By M. Castillo
Analysts expect Netflix (NFLX) to post a big quarter after the bell on Monday, bolstered by subscriber growth ahead of Netflix’s previously announced estimate of 6.3 million. The company’s stock rose 2.5 percent in early trading Monday.
GBH Insights chief strategy officer and head of technology Daniel Ives believes Netflix’s subscription addition estimate was low, and expects that price increases did not drive that many people away, while the movie “Bright” and new seasons of “The Crown” and “Stranger Things” kept users around.
Through surveys, GBH Insights believes net ads this quarter will approach 7 million.
“They were a little conservative on guidance on domestic given the price increase, but we didn’t see any chinks in the armor,” Ives said, adding that he expects the company to have a more profitable trajectory relative to the past two years.
Forrester principal analyst Jim Nail said the holidays tend to be a strong quarter for Netflix, leading him to believe it will post large subscriber ads this quarter than projected.
And while it is spending up to $8 billion on content this year, the large figure is a “necessary evil” to remain competitive against other services, Ives said.
“We’re just continuing to seen the cord cutting phenomenon going into Netflix’s lap,” he said.
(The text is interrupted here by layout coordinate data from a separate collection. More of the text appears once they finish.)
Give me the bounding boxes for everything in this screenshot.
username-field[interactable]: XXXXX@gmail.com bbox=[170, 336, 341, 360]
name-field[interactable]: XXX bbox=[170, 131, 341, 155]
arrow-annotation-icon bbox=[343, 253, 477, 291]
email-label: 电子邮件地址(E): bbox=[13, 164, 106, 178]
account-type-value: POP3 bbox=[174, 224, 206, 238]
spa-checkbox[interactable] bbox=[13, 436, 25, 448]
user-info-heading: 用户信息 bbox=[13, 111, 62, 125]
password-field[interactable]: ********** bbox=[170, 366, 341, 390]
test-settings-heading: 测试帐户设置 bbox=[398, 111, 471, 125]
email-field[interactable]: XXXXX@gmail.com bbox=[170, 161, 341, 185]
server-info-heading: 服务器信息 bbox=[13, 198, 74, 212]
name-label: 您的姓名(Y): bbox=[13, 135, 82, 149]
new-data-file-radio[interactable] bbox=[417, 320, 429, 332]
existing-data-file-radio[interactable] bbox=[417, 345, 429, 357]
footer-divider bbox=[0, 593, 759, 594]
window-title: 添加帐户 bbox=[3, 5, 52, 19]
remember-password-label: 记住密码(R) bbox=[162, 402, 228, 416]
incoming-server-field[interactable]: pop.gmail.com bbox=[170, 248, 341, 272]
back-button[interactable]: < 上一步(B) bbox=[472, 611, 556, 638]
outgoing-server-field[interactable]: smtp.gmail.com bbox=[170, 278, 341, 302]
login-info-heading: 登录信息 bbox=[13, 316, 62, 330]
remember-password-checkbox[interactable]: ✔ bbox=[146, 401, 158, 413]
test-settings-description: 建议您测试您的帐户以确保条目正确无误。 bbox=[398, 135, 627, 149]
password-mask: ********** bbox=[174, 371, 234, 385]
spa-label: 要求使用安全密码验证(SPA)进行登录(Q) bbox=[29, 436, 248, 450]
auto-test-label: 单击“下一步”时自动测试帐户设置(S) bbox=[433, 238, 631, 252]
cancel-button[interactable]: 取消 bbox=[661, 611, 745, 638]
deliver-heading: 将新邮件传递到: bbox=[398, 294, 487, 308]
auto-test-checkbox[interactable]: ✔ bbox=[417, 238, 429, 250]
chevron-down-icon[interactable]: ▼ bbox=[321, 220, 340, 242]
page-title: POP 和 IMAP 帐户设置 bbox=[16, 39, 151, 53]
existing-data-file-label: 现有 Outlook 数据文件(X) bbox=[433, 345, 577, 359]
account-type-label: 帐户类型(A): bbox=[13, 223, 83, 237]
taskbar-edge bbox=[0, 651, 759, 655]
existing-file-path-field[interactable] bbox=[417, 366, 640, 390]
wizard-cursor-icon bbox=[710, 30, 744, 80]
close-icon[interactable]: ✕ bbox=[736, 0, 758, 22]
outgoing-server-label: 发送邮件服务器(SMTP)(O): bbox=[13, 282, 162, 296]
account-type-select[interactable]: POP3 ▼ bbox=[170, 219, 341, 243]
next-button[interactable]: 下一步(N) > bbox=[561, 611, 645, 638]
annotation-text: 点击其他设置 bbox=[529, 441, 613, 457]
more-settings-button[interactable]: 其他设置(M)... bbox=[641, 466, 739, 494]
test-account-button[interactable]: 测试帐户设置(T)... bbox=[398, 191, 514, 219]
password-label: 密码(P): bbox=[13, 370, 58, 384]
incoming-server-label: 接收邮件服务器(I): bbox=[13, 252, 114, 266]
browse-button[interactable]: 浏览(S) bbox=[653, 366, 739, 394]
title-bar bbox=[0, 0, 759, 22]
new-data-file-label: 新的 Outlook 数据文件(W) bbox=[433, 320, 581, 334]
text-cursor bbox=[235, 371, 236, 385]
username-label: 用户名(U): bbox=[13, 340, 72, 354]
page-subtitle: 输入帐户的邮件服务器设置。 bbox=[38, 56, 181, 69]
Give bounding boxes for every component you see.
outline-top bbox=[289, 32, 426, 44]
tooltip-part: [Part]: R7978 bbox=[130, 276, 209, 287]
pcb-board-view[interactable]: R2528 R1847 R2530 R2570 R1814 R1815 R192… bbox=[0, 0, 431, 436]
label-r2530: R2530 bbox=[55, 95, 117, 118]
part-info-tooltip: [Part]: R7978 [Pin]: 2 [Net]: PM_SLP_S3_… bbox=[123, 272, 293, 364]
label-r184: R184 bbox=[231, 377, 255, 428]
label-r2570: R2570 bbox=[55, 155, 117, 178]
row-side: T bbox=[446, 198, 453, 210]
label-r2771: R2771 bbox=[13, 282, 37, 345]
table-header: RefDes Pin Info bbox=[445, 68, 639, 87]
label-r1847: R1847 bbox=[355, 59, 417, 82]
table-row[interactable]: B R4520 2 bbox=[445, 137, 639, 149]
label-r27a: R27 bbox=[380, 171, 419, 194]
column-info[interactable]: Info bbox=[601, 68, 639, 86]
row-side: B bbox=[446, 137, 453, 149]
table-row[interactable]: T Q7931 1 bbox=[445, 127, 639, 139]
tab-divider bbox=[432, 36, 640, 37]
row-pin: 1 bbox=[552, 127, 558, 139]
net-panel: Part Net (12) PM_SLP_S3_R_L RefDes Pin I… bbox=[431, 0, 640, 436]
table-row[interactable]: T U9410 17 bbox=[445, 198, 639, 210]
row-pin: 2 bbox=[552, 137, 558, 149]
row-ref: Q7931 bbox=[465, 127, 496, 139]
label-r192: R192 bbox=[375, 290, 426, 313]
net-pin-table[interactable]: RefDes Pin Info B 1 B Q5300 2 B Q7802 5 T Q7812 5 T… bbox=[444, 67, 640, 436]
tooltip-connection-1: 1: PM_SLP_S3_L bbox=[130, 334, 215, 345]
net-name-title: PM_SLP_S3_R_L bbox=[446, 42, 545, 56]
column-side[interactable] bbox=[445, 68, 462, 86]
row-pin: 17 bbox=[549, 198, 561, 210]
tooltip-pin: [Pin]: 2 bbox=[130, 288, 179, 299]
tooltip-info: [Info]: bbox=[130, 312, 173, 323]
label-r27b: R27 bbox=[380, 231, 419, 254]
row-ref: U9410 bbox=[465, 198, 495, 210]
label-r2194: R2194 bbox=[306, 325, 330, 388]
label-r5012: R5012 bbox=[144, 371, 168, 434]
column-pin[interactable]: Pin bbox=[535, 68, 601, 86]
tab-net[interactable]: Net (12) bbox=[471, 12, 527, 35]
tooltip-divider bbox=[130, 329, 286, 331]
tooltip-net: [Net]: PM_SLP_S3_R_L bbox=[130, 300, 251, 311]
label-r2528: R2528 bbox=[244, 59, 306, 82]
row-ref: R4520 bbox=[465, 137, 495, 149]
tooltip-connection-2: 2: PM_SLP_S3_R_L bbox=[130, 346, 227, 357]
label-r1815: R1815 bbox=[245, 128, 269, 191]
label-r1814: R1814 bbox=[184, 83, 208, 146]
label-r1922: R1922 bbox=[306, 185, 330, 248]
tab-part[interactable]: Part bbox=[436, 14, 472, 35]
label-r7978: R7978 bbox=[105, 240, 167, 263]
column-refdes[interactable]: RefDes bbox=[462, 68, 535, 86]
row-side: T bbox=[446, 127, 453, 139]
There are some questions going forward about the negative impact the Disneyremoving its content from Netflix in 2019and Disney’s larger ownership stake in Hulu due to the Disney-Fox deal, Ives said, but he expects to see the impact more in the latter half of 2018.
“If [CEO Reed] Hastings wakes up at night with a nightmare, it’s Iger and Disney,” Ives said. “Going into this earnings it needs to be a beat and raise type of outlook. The stock has had a huge run. We still think it’s in its fifth or sixth inning.”
It’s also questionable whether Netflix can sustain subscriber interest at the current pricing level, and Forrester’s Nail expects more price increases to come.
While the company doesn’t have to have a hit with each show because it’s not dependent on advertising, it still has to have enough hits to ensure people will be willing to pay for the service each month.
“They redefine what is good and crap,” Nail said. “Their business is no longer defined by, ‘Does the show generate a big enough audience for advertisers?’ What you and I may think is crap, somebody may watch it and like it. They’ll see a $12 charge on their credit card bill, but will that show be enough to pay $12 for Netflix?”
Analysts expect Netflix to post EPS of 41 cents on revenue of $3.28 billion, according to Thomson Reuters.